The Investigations Directorate will plan and conduct an administrative review involving interviews with the person, their employer/client, public office holders and any other potential sources of information. A comprehensive Administrative Review Report is presented to the Commissioner containing a description of the background and context, analysis, and a recommended measure to ensure compliance. The analysis will include an assessment of the actus reus (whether or not a breach has been committed) and, based upon the above-mentioned factors, a recommendation of a suitable means of ensuring compliance.
III — Lobbying Act Investigation & Report to Parliament
An investigation under subsection 10.4(1) of the Act is initiated by the Commissioner if the Commissioner has reason to believe, including on the basis of information received in an Administrative Review Report, or from a member of the Senate or the House of Commons, that an investigation is necessary to ensure compliance with the Lobbyists' Code of Conduct, or the Lobbying Act, as applicable.
In most cases, the Investigations Directorate has assessed the above-mentioned factors in a report, and the Commissioner has concluded that the gravity of the transgression is such that the matter should be brought forward in a Report on Investigation to be tabled in both Houses of Parliament in accordance with subsection 10.5 of the Act. The Investigations Directorate will provide the Commissioner with an Investigation Report. The report will then be provided to the person to give them an opportunity to present their views to the Commissioner, as required under subsection 10.4(5) of the Act.
Once the person has provided their views, the Commissioner will prepare a Report on Investigation containing the Commissioner's findings and conclusions, and the reasons for the conclusions. The Report on Investigation will be submitted to the Speaker of the Senate and the Speaker of the House of Commons for tabling in Parliament.
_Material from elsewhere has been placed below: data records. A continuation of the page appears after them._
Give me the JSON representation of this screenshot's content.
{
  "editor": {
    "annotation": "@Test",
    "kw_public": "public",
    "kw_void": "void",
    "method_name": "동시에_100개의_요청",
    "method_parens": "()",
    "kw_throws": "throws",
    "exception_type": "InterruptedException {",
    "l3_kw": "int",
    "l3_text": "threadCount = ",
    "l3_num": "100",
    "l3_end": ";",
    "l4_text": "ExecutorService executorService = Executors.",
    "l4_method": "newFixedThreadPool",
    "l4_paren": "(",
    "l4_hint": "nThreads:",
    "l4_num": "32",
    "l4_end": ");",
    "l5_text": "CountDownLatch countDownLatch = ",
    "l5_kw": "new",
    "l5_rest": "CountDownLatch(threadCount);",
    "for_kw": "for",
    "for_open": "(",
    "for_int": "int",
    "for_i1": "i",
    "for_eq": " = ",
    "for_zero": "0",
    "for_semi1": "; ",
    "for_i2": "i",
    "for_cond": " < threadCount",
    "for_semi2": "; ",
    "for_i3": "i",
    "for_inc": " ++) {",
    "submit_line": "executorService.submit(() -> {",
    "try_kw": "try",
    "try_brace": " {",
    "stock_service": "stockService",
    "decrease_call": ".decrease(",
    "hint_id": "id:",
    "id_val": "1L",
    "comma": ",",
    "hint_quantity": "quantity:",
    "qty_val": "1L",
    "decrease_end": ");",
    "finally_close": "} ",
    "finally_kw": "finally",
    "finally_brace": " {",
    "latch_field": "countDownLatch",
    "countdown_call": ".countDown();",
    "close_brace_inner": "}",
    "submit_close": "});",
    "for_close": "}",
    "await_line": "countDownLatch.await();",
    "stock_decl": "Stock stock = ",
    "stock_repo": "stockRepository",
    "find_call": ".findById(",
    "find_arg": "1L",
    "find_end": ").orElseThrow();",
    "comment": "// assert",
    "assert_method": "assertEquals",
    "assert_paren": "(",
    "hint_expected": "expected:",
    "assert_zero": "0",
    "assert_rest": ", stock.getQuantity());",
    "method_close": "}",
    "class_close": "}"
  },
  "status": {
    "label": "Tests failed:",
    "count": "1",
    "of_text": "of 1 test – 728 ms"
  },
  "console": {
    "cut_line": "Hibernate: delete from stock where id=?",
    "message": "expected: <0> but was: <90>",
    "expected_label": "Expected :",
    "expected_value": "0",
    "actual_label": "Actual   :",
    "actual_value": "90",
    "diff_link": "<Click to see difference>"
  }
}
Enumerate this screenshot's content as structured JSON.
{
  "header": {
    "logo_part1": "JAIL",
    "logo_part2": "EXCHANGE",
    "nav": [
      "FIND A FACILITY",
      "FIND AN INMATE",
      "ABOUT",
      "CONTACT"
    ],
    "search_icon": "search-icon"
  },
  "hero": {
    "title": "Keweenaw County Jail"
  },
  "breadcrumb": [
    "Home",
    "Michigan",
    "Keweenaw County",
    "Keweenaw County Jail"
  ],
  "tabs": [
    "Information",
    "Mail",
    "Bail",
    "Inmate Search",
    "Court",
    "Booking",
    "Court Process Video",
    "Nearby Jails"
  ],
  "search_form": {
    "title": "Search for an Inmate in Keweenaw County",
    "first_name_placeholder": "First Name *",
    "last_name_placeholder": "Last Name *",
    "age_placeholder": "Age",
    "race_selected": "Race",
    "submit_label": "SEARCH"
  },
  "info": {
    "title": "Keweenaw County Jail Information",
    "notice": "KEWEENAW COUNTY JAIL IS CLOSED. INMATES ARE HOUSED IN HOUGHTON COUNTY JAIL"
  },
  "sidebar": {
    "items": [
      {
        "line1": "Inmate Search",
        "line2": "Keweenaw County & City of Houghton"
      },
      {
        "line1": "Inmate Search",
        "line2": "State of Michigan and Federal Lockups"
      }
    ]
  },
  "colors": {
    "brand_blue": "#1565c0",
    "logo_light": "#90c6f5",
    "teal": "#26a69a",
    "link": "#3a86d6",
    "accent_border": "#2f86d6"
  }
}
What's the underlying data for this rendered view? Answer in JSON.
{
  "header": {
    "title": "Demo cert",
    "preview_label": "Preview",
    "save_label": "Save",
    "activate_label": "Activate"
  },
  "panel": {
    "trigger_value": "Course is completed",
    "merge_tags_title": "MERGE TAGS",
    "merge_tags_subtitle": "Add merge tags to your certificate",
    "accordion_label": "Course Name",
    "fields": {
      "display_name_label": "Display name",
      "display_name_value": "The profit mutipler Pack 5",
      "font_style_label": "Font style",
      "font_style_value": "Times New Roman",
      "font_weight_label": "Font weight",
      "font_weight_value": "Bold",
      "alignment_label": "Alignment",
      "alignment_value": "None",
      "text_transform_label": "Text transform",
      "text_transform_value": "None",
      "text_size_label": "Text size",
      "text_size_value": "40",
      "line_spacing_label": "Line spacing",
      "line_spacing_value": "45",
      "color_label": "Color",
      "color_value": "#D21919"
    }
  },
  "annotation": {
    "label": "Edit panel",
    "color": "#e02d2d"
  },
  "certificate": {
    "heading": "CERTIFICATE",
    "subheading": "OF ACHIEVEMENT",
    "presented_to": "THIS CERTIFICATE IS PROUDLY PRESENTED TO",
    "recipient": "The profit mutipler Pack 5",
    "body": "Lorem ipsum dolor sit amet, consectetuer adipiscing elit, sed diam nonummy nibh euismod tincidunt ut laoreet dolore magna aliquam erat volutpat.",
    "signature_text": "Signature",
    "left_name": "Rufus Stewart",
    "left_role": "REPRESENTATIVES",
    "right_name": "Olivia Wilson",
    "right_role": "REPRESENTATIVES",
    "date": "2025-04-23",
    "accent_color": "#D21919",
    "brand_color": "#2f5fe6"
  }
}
IV — Referral to a Peace Officer
If, during an investigation under subsection 10.4(1) of the Act, the Commissioner believes on reasonable grounds that a person has committed an offence under this or any other Act of Parliament or of the legislature of a province, the Commissioner is required, under subsection 10.4(7) of the Act, to advise a peace officer having jurisdiction to investigate the alleged offence.
A letter from the Commissioner is sent to the peace officer having jurisdiction, with copies of either the Administrative Review Report or the Investigation Report, and any relevant evidence. The investigation is immediately suspended until the matter has been dealt with by the appropriate authorities, as required under subsection 10.4(8) and 10.4(9) of the Act.
When a file is returned from the peace officer having jurisdiction, depending on its conclusion, the subject-matter is once again assessed by the OCL from the perspective of the Lobbyists' Code of Conduct. After considering the views of the peace officer, a decision is made by the Commissioner whether there are sufficient grounds to continue with a Code of Conduct investigation.